John Snow’s discovery had a major influence on the future of public health and the construction of improved sanitation facilities from the mid 1800’s onwards.
In 1859 the “Metropolitan Drinking Fountain and Cattle Trough Association” was set up by the MP Samuel Gurney, to provide free (and clean) drinking water to Londoners and cattle and in particular horses, as they were the main form of transport.
London’s very first public drinking fountain was designed and constructed by the “Metropolitan Drinking Fountain and Cattle Trough Association” in 1859 – and is still around today, and can be found embedded in the railings of the ‘St.Sepulchre-Without-Newgate’ church down by the Holborn viaduct. At its peak, this fountain was used by 7000 people per day, and was so successful that further drinking fountains were erected all over London – some of which still survive today.
Another famous historical pump that is still around today, is the one situated in the Cornhill area of the City. This pump was erected in 1799, but evidence exists to indicate that a ‘well’ had been situated there as far back as the 1200’s. This pump was paid for by a number of institutions that traded in the area such as the Bank of England / the East India Co, and numerous fire, insurance and banking companies – and some of their emblems are adorned on the renovated pump that stands on the original site today.
There is a pump that stands in Bedford Row (within the ‘legal’ district of the City) which was built in 1826, and is adorned with 2 spouts, a handle and the arms of St Andrew and St George near the base.
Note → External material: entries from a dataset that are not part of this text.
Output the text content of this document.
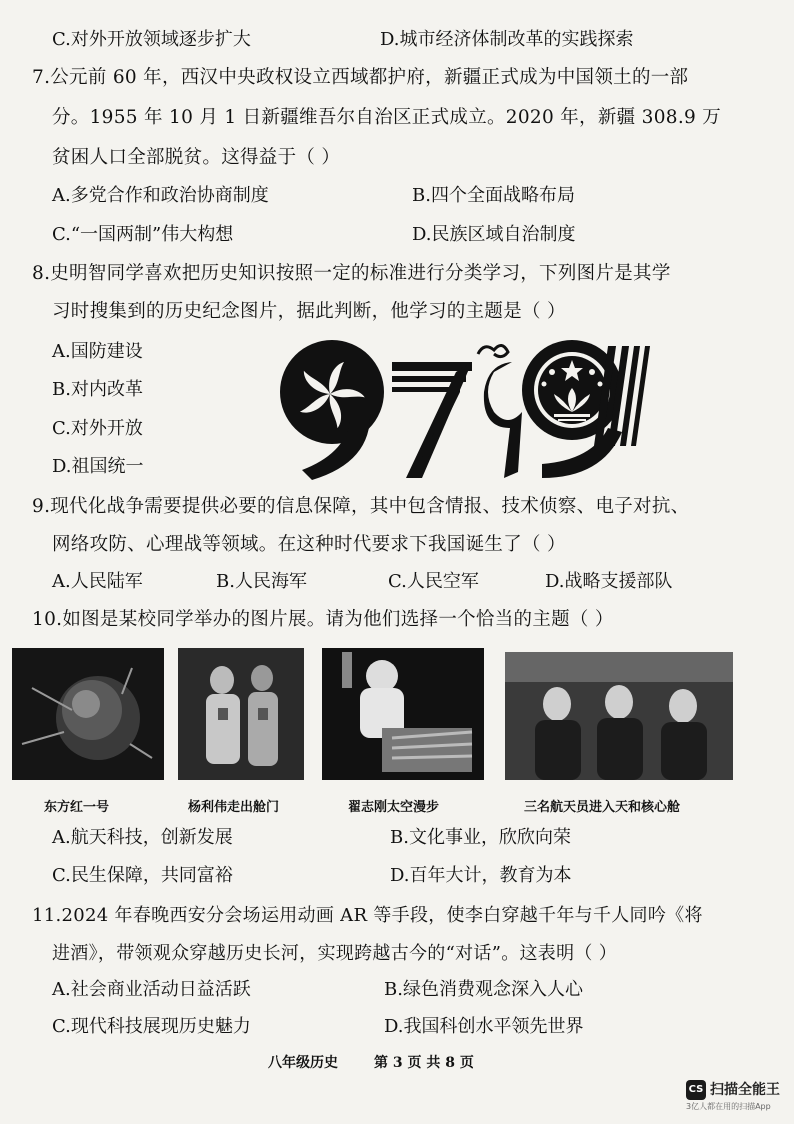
C.对外开放领域逐步扩大	D.城市经济体制改革的实践探索
7.公元前 60 年，西汉中央政权设立西域都护府，新疆正式成为中国领土的一部
分。1955 年 10 月 1 日新疆维吾尔自治区正式成立。2020 年，新疆 308.9 万
贫困人口全部脱贫。这得益于（ ）
A.多党合作和政治协商制度	B.四个全面战略布局
C.“一国两制”伟大构想	D.民族区域自治制度
8.史明智同学喜欢把历史知识按照一定的标准进行分类学习，下列图片是其学
习时搜集到的历史纪念图片，据此判断，他学习的主题是（ ）
A.国防建设
B.对内改革
C.对外开放
D.祖国统一
9.现代化战争需要提供必要的信息保障，其中包含情报、技术侦察、电子对抗、
网络攻防、心理战等领域。在这种时代要求下我国诞生了（ ）
A.人民陆军	B.人民海军	C.人民空军	D.战略支援部队
10.如图是某校同学举办的图片展。请为他们选择一个恰当的主题（ ）
东方红一号	杨利伟走出舱门	翟志刚太空漫步	三名航天员进入天和核心舱
A.航天科技，创新发展	B.文化事业，欣欣向荣
C.民生保障，共同富裕	D.百年大计，教育为本
11.2024 年春晚西安分会场运用动画 AR 等手段，使李白穿越千年与千人同吟《将
进酒》，带领观众穿越历史长河，实现跨越古今的“对话”。这表明（ ）
A.社会商业活动日益活跃	B.绿色消费观念深入人心
C.现代科技展现历史魅力	D.我国科创水平领先世界
八年级历史	第 3 页 共 8 页
CS 扫描全能王
3亿人都在用的扫描App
Back in the early 19th century, lawyers from the nearby inns and other locals would draw their water from the pump. In fact Charles Dickens worked as a junior clerk at nearby Gray’s Inn between the years 1827-1828 and so would have most certainly have used this pump as one time or another.
The public pump at Aldgate is another one steeped in history. Although it was formally erected in 1876, the site had been a ‘well’ as far back as the late 1500’s. It is located at the busy junction of Aldgate / Fenchurch Street and Leadenhall Street.
Similar to the pump in Broadwick Street in Soho, the Aldgate pump was responsible for hundreds of deaths as a result of its contaminated water – it is also a significant landmark as it is the point where all mileage distances to Essex towns are measured – and it allegedly, is the last spot where a ‘wolf’ was shot and killed in the City – hence the reason as to why its drinking spout is in the shape of a wolf’s head!!
Photographs of the following sites visit visited as part of this particular gig, accompany this post:-
- London’s very first public drinking fountain – Holborn
- Aldgate Pump
- Bedford Row pump
- Edgware Road – public drinking fountain
- Cornhill pump
- Broadwick Street pump – Soho
- Staples Inn – public drinking fountain
- West Smithfield – horse trough
- Edgware Road – horse trough
- London Wall – horse trough
All of which was followed up with a ‘cheeky’ one in the “John Snow” pub in Broadwick Street (the location of the infamous ‘cholera’ outbreak of 1854).
As I mentioned earlier, there are still a number of these pumps/fountains and horse troughs scattered around London, some of which are now designated as Grade II listed, and therefore should hopefully be around for many years to come, to provide a little bit of visual history for future generations.